Abstract:
The present invention features an improved milking system that provides a precise, delineated transition between the pressure and vacuum phases of a pulsator mechanism. The system features a two-valve control that provides a sharp transition between the alternating air pressure and vacuum that are supplied to a teat cup. One valve of the pulsator mechanism controls the vacuum inlet; the other valve controls the atmospheric air inlet. The electronics actuating the valves alternates the air and vacuum supplied to the pulsator outlet, so that the vacuum and atmospheric air sources are never simultaneously connected to the pulsator outlet.

Description:
FIELD OF THE INVENTION 
     The present invention pertains to an improved milking system for domesticated animals and, more particularly, to a milking system that features two independent valves for alternating between the pressurizing and vacuum cycles of the teat cup, as well as electronic controls for independently actuating said atmospheric pressure and vacuum cycles. 
     BACKGROUND OF THE INVENTION 
     Typical milking systems apply periodic alternating pressure to the teat cup of a milking apparatus. This results in the removal and the flow of milk from the udder to which the teat cup is applied. The alternating pressure between the atmospheric pressure and vacuum cycles is controlled by a two-way valve combination that feeds a pulsation chamber. This valving apparatus is commonly referred to as a pulsator. 

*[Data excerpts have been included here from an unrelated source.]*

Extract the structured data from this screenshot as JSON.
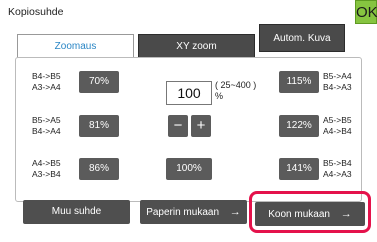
{
  "window": {
    "title": "Kopiosuhde",
    "ok_label": "OK"
  },
  "tabs": [
    {
      "label": "Zoomaus",
      "active": true
    },
    {
      "label": "XY zoom",
      "active": false
    },
    {
      "label": "Autom. Kuva",
      "active": false
    }
  ],
  "presets": {
    "left": [
      {
        "ratio_line1": "B4->B5",
        "ratio_line2": "A3->A4",
        "value": "70%"
      },
      {
        "ratio_line1": "B5->A5",
        "ratio_line2": "B4->A4",
        "value": "81%"
      },
      {
        "ratio_line1": "A4->B5",
        "ratio_line2": "A3->B4",
        "value": "86%"
      }
    ],
    "right": [
      {
        "value": "115%",
        "ratio_line1": "B5->A4",
        "ratio_line2": "B4->A3"
      },
      {
        "value": "122%",
        "ratio_line1": "A5->B5",
        "ratio_line2": "A4->B4"
      },
      {
        "value": "141%",
        "ratio_line1": "B5->B4",
        "ratio_line2": "A4->A3"
      }
    ],
    "center": {
      "value": "100%"
    }
  },
  "zoom": {
    "current_value": "100",
    "range_line1": "( 25~400 )",
    "range_line2": "%",
    "minus_label": "−",
    "plus_label": "+"
  },
  "bottom_buttons": [
    {
      "label": "Muu suhde",
      "arrow": ""
    },
    {
      "label": "Paperin mukaan",
      "arrow": "→"
    },
    {
      "label": "Koon mukaan",
      "arrow": "→",
      "highlighted": true
    }
  ],
  "colors": {
    "ok_green": "#86c440",
    "active_tab_text": "#2a86c5",
    "button_dark": "#5b5b5b",
    "highlight_red": "#e4124b"
  }
}
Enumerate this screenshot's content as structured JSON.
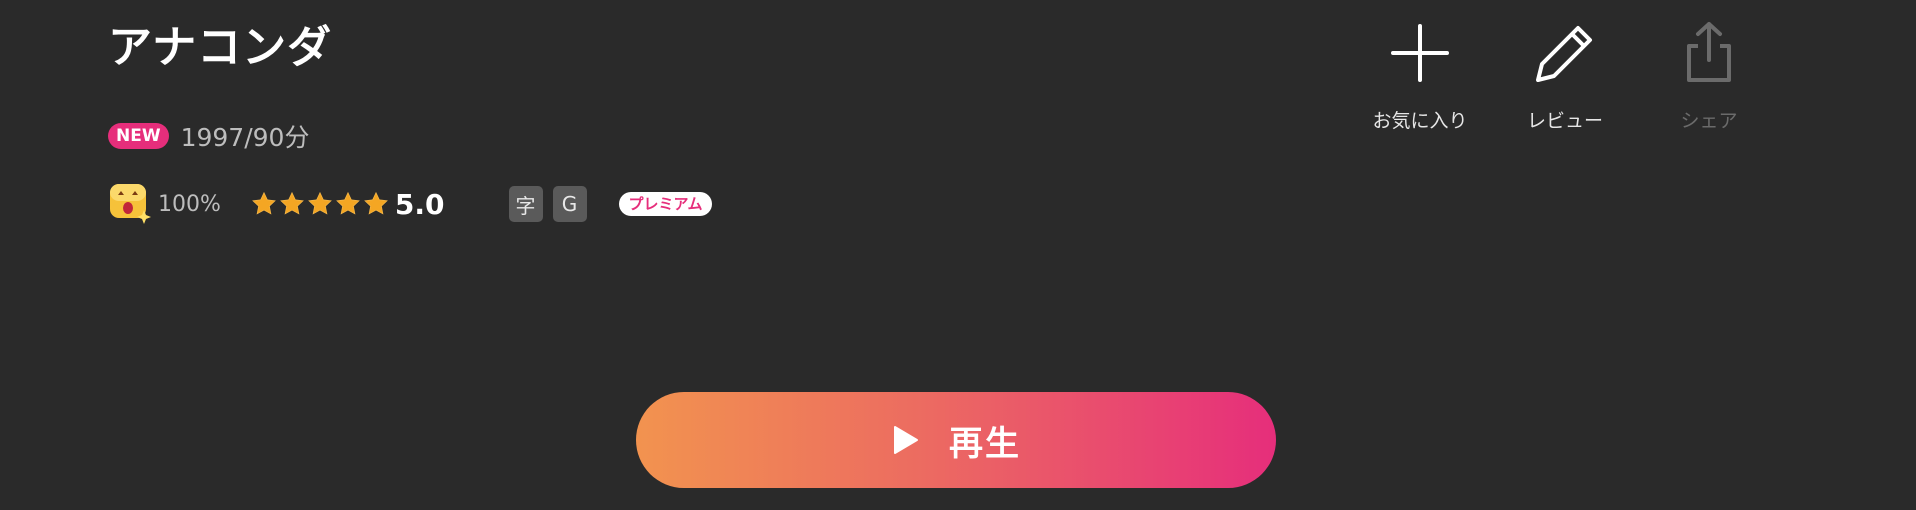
{
  "title": "アナコンダ",
  "meta": {
    "new_badge": "NEW",
    "year_duration": "1997/90分"
  },
  "stats": {
    "emoji_icon": "wow-face-icon",
    "reaction_percent": "100%",
    "rating_value": 5.0,
    "rating_label": "5.0",
    "star_count": 5,
    "tags": [
      "字",
      "G"
    ],
    "premium_badge": "プレミアム"
  },
  "actions": [
    {
      "label": "お気に入り",
      "icon": "plus-icon",
      "enabled": true
    },
    {
      "label": "レビュー",
      "icon": "pencil-icon",
      "enabled": true
    },
    {
      "label": "シェア",
      "icon": "share-icon",
      "enabled": false
    }
  ],
  "play_button": {
    "label": "再生",
    "icon": "play-icon"
  },
  "colors": {
    "background": "#2a2a2a",
    "accent_pink": "#e62e7b",
    "accent_orange": "#f2934f",
    "star": "#f4a623"
  }
}
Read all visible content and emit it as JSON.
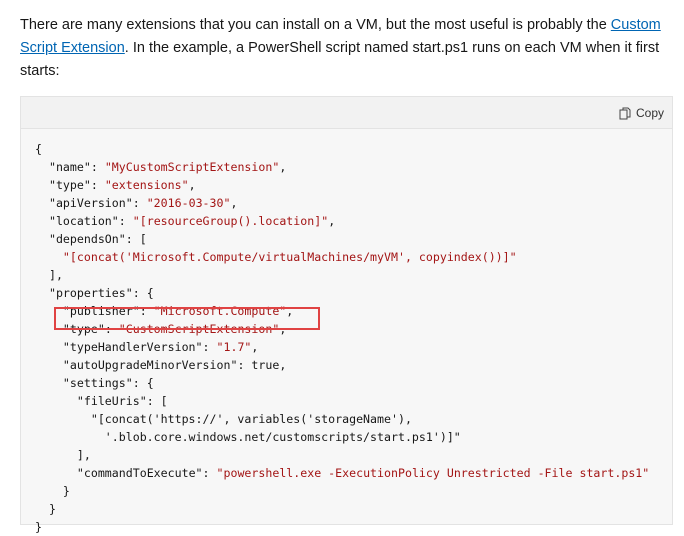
{
  "intro": {
    "text_before_link": "There are many extensions that you can install on a VM, but the most useful is probably the ",
    "link_text": "Custom Script Extension",
    "text_after_link": ". In the example, a PowerShell script named start.ps1 runs on each VM when it first starts:"
  },
  "code_block": {
    "copy_label": "Copy",
    "copy_icon": "copy-icon",
    "lines": [
      "{",
      "  \"name\": \"MyCustomScriptExtension\",",
      "  \"type\": \"extensions\",",
      "  \"apiVersion\": \"2016-03-30\",",
      "  \"location\": \"[resourceGroup().location]\",",
      "  \"dependsOn\": [",
      "    \"[concat('Microsoft.Compute/virtualMachines/myVM', copyindex())]\"",
      "  ],",
      "  \"properties\": {",
      "    \"publisher\": \"Microsoft.Compute\",",
      "    \"type\": \"CustomScriptExtension\",",
      "    \"typeHandlerVersion\": \"1.7\",",
      "    \"autoUpgradeMinorVersion\": true,",
      "    \"settings\": {",
      "      \"fileUris\": [",
      "        \"[concat('https://', variables('storageName'),",
      "          '.blob.core.windows.net/customscripts/start.ps1')]\"",
      "      ],",
      "      \"commandToExecute\": \"powershell.exe -ExecutionPolicy Unrestricted -File start.ps1\"",
      "    }",
      "  }",
      "}"
    ]
  },
  "colors": {
    "link": "#0065b3",
    "highlight_border": "#e04343",
    "string": "#a31515"
  }
}
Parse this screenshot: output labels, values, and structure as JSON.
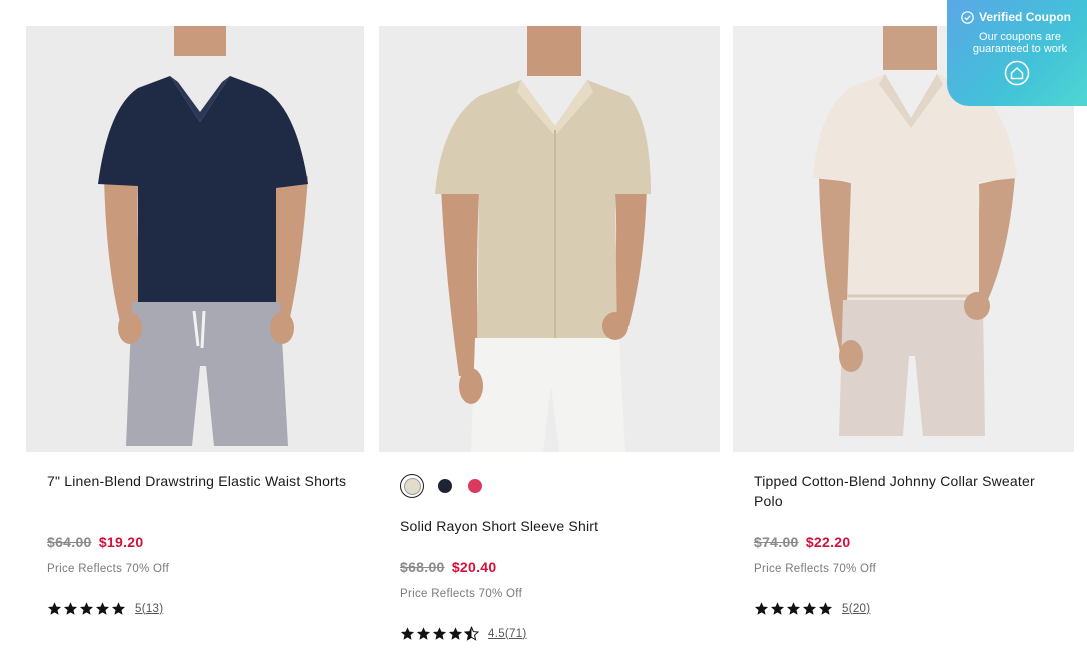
{
  "coupon": {
    "title": "Verified Coupon",
    "line1": "Our coupons are",
    "line2": "guaranteed to work",
    "icon": "home-badge-icon"
  },
  "products": [
    {
      "title": "7\" Linen-Blend Drawstring Elastic Waist Shorts",
      "old_price": "$64.00",
      "new_price": "$19.20",
      "note": "Price Reflects 70% Off",
      "rating": 5,
      "rating_label": "5(13)"
    },
    {
      "title": "Solid Rayon Short Sleeve Shirt",
      "old_price": "$68.00",
      "new_price": "$20.40",
      "note": "Price Reflects 70% Off",
      "rating": 4.5,
      "rating_label": "4.5(71)",
      "swatches": [
        "#e3dccb",
        "#1d2433",
        "#d93a5e"
      ]
    },
    {
      "title": "Tipped Cotton-Blend Johnny Collar Sweater Polo",
      "old_price": "$74.00",
      "new_price": "$22.20",
      "note": "Price Reflects 70% Off",
      "rating": 5,
      "rating_label": "5(20)"
    }
  ],
  "colors": {
    "sale": "#d40f3a",
    "old_price": "#8a8a8a",
    "coupon_start": "#5aa7e6",
    "coupon_end": "#4fd6d3"
  }
}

     The typical milking system integrates the pulsator with a teat cup and claw. The teat cup contains an inflatable liner that, when alternately pressurized and depressurized, causes the udder to release its milk. The milk then flows into the claw, which comprises a hollow chamber that serves as the collection unit for a plurality of teat cups (four, usually). Milk gathered by the claw is then transported to a series of hoses and pipes, terminating at a storage tank.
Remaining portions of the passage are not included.